El bello juez, rubio, que traía esta noche brillantes en la corbata y americana de cinta, sacó primero una larga cajetilla de cigarros color té, brindó, encendió luciendo su preciosa fosforera, y púsose en seguida a contar lo que sabía de los bandidos. El Pernales y el Chato de Mairena continuaban por tierras de Arahal; y lo de los otros tres de la dispersa banda, que se habrían corrido a Extremadura, según la Prensa, era incierto. Belloteros, puestos en fuga por los guardias al pie de Almendralejo, los que habían dado lugar a tal alarma. Belloteros. Es decir, rúrales raterillos, ladrones de bellotas.

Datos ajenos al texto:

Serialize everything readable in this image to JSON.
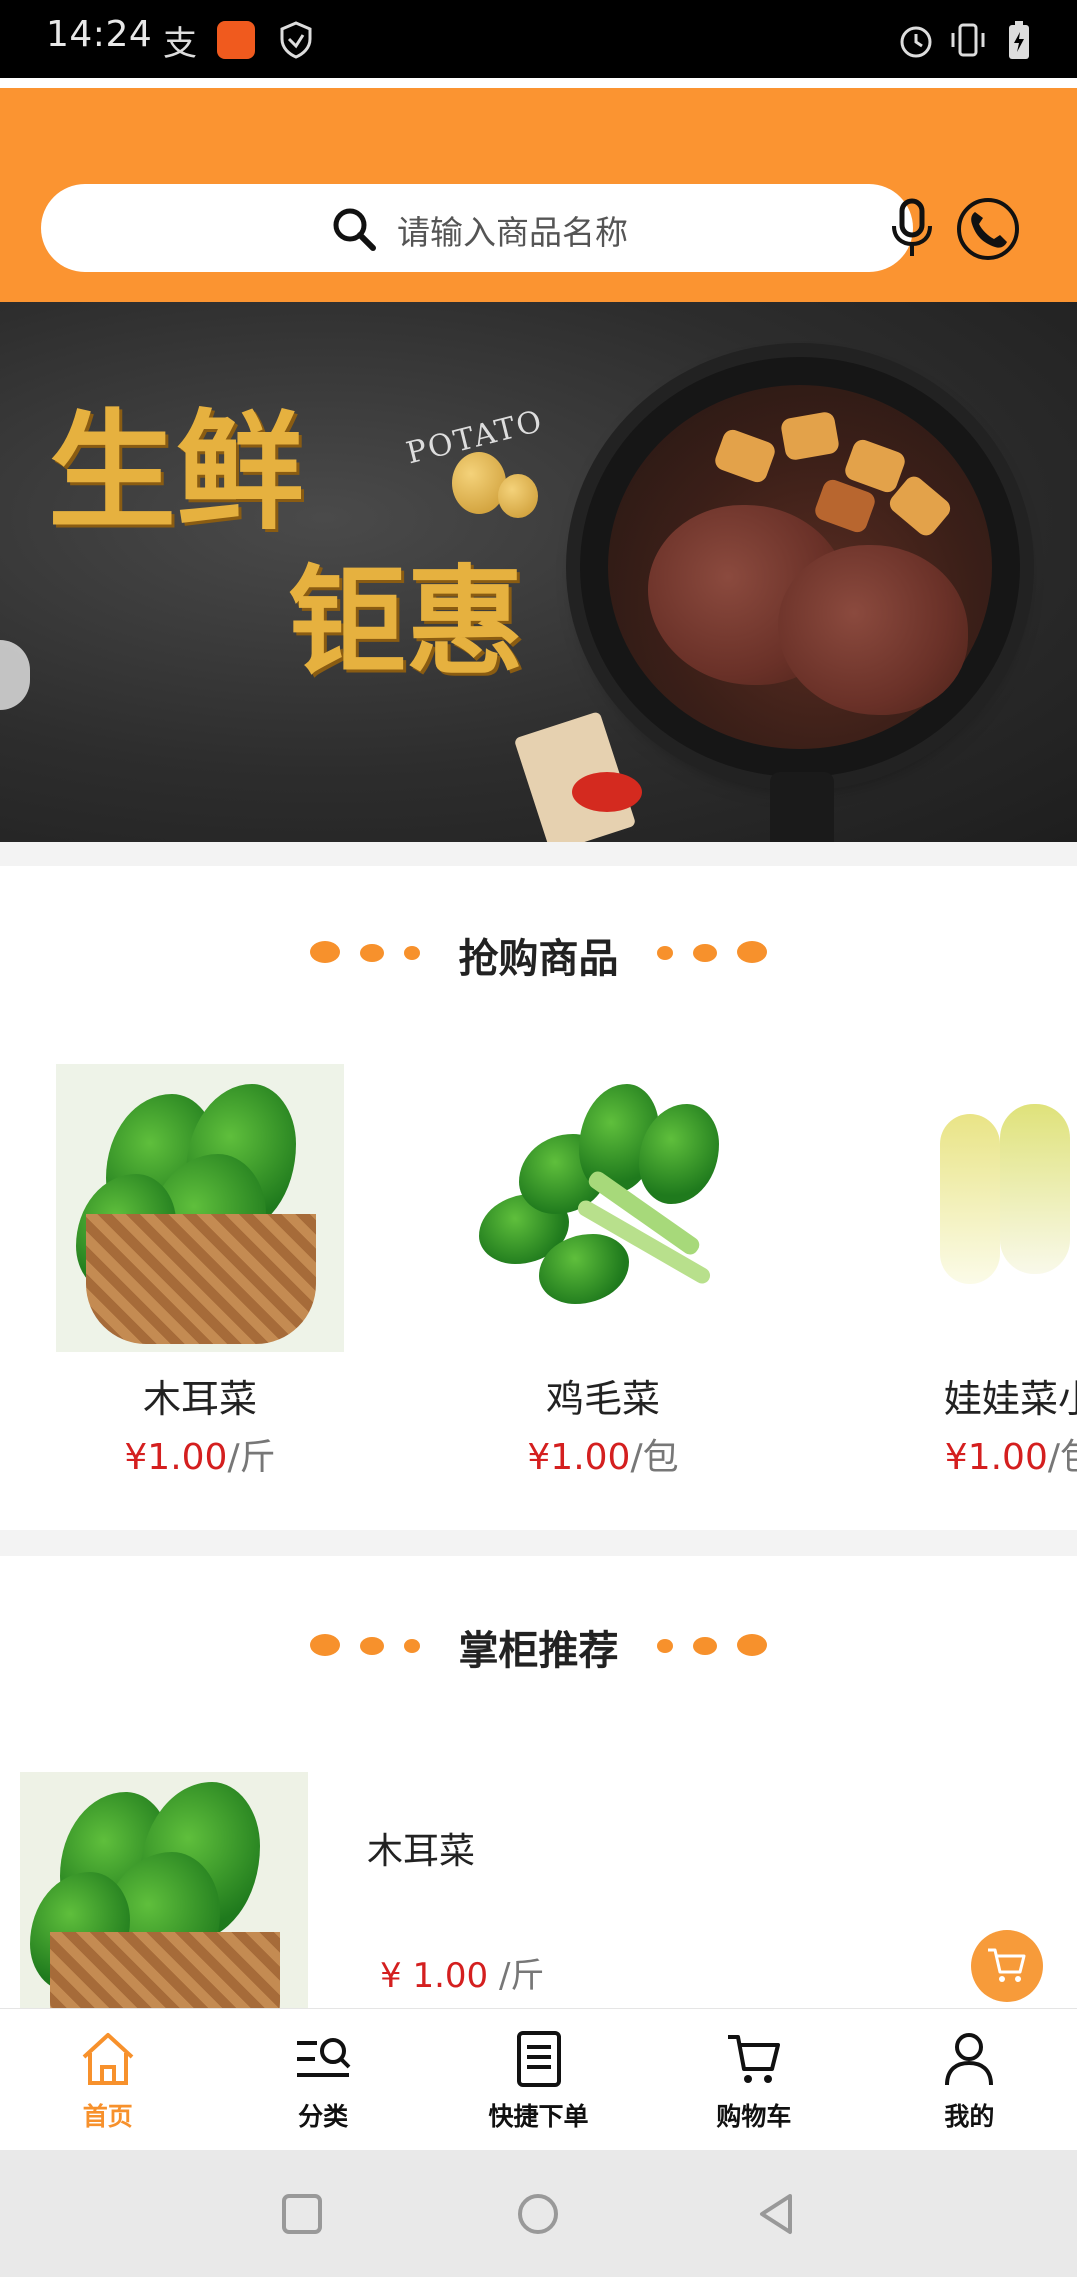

Pero el caso estaba en que reinaba el pánico por estos días en Almendralejo, en Zafra, en Azuaga, y en esta pequeña ciudad tan tranquila, de donde tenía el honor de ser reciente juez Athenógenes. Un dato que sus convecinos le tomaban muy en cuenta para calcular acerca de la seguridad en los campos (porque hallaban natural que un juez no lo hablase todo en público), desprendíalos, por una parte, de verle toda esta semana atareadísimo desde que corría el rumor de los ladrones, y, por otra, de notar que no salía a cazar, ni en automóvil [1] con los buenos camaradas que solían llevarle siempre.
- ↑ aumóvil en el texto original.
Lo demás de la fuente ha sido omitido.